On Monday, the right-wing provocateur showed up at Ohio University unannounced, where she was met with scores of crowds heckling her and telling her to leave their campus.

The students shouted “Go away”, “Don’t come back” and “Nobody likes you” towards Ms Bennett, who at one point was picked up by her security guard in order to avoid the massive crowds shouting at her.

She later said the demonstrators were part of a riot, a claim that was quickly denied by Ohio University police, which said in a statement: “Contrary to allegations circulating on social media, the incident did not rise to the level of a riot. There was strong language, and allegations that some unknown person in the crowd splashed water, but there were no reported injuries or violence, and no one was arrested during the event.”

Still, Ms Bennett posted a video of the students screaming at her posse as they arrived on campus, writing: “This is what happens when a Trump supporter goes to a college campus.”

She also called on Donald Trump to “strip funding from universities like this that harbour terrorists”.

Critics of Ms Bennett have pointed to other examples of prominent right-wing figures using similar methods to bait audiences and stir backlash.

Political strategist Caleb Hull suggested an apparent strategy behind the incident — and Ms Bennett’s supposed lack of planning — in a tweet after she was escorted away from the Ohio University campus.

“There's a reason Kaitlin Bennett showed up at a university without telling police when she knew it was going to cause a giant scene,” he wrote. She wanted something to happen. It's how all these grifters survive on attention.”

He then referenced several other social media personalities among right-wing circles, adding: “Laura Loomer, Kaitlin Bennett, Jacob Wohl — they're all the same.”

Eugene Gu, a prominent doctor on social media who successfully sued Mr Trump, also said Ms Bennett “feeds of mob bullying the same way Donald Trump feeds on the mainstream media”.

“They all secretly love each other but pretend to hate each other for clout.
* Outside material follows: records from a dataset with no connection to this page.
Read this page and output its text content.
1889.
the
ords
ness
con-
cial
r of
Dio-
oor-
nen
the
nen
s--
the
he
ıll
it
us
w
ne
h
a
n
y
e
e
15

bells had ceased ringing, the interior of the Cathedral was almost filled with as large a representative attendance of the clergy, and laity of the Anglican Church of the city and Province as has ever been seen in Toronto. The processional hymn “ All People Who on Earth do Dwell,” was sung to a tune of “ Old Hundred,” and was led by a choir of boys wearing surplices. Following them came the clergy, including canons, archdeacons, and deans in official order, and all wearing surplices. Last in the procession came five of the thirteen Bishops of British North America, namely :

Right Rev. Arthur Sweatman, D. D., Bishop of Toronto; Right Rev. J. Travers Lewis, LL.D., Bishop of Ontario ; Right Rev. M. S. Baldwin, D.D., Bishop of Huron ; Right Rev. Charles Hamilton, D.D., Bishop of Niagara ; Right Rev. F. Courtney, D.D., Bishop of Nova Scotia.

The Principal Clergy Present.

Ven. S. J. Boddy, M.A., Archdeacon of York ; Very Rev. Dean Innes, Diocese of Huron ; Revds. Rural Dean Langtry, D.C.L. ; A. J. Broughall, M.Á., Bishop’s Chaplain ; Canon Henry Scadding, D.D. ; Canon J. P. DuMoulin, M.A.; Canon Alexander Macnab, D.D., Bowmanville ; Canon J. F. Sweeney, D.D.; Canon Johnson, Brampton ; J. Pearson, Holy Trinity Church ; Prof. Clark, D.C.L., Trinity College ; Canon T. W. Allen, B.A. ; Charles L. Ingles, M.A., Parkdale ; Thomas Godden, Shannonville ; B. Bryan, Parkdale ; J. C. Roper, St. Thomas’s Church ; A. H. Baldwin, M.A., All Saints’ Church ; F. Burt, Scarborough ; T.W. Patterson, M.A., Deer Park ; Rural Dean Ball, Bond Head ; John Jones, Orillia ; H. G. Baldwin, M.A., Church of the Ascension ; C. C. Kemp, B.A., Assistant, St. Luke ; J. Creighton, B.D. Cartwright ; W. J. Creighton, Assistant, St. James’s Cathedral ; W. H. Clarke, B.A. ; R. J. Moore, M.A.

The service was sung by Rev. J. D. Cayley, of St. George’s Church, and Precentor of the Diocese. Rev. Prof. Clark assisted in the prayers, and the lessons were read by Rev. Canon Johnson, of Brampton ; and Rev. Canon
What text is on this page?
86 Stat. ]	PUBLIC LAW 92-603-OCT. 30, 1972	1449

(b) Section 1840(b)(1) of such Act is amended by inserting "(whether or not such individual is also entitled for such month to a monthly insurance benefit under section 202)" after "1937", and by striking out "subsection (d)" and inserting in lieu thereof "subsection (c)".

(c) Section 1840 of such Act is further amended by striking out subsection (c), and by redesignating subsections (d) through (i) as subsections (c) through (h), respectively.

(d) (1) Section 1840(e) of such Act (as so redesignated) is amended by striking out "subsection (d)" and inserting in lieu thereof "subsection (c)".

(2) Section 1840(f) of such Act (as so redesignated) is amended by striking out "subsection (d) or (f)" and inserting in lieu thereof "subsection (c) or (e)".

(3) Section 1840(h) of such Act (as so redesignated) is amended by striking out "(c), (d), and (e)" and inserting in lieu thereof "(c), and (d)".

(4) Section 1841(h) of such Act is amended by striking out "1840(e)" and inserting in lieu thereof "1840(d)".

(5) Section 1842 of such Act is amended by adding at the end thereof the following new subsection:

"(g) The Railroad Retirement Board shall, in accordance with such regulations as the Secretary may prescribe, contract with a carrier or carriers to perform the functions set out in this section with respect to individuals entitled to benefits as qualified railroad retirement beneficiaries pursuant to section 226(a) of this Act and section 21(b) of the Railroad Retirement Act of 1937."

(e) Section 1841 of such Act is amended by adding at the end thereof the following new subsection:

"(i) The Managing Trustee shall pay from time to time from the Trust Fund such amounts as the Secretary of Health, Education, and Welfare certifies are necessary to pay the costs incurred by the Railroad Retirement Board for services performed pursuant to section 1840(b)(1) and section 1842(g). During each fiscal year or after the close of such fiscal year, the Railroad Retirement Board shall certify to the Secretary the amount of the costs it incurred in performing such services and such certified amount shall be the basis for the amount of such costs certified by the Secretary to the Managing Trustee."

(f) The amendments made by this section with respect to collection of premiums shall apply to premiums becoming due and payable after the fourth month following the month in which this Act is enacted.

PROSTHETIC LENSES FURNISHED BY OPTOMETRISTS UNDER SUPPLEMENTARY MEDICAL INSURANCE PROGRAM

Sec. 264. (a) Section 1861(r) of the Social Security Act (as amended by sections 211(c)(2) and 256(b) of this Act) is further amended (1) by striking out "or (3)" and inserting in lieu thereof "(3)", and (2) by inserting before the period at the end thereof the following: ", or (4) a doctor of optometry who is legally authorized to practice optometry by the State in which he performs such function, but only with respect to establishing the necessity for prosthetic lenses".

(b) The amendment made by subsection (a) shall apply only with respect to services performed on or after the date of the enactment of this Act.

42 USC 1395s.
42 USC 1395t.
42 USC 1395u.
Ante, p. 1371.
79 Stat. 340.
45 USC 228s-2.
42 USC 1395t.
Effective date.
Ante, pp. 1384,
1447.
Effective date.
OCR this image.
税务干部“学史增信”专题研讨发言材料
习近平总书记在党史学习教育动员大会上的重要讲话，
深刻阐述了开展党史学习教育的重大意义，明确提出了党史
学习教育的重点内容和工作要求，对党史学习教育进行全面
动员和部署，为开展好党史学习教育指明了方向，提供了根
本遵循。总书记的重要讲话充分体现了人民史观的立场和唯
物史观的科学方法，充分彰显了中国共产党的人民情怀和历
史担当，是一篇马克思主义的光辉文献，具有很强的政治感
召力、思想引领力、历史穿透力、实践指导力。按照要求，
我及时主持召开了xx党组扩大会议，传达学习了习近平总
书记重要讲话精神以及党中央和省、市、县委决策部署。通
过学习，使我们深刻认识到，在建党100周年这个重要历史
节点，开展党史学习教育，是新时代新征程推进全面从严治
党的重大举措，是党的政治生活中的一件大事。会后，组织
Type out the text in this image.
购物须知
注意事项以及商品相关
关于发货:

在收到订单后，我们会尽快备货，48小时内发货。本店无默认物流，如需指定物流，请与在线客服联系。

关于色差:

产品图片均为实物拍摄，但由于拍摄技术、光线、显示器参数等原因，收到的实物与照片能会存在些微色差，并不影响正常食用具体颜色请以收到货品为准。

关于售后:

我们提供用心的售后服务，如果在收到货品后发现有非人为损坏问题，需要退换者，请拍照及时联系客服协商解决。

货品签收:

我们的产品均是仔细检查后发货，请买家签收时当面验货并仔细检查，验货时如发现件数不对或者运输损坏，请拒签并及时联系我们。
It’s as fake as an episode of Keeping Up with the Kardashians,” he wrote, adding: “The best thing to do is to change the channel.”

For some folks, the tactics appear to work — or at least feed into their own narratives about liberals and the Democratic Party.

Jack Posobiec, an alt-right political activist, defended Ms Bennett after the Ohio demonstrations, writing on Twitter: “Twitter Safety doesn't give one lick about users who harass conservative women.”

He added: “No one in the Kaitlin Bennett hate cult today will be suspended or locked out today, no matter how sick and violent their posts are.”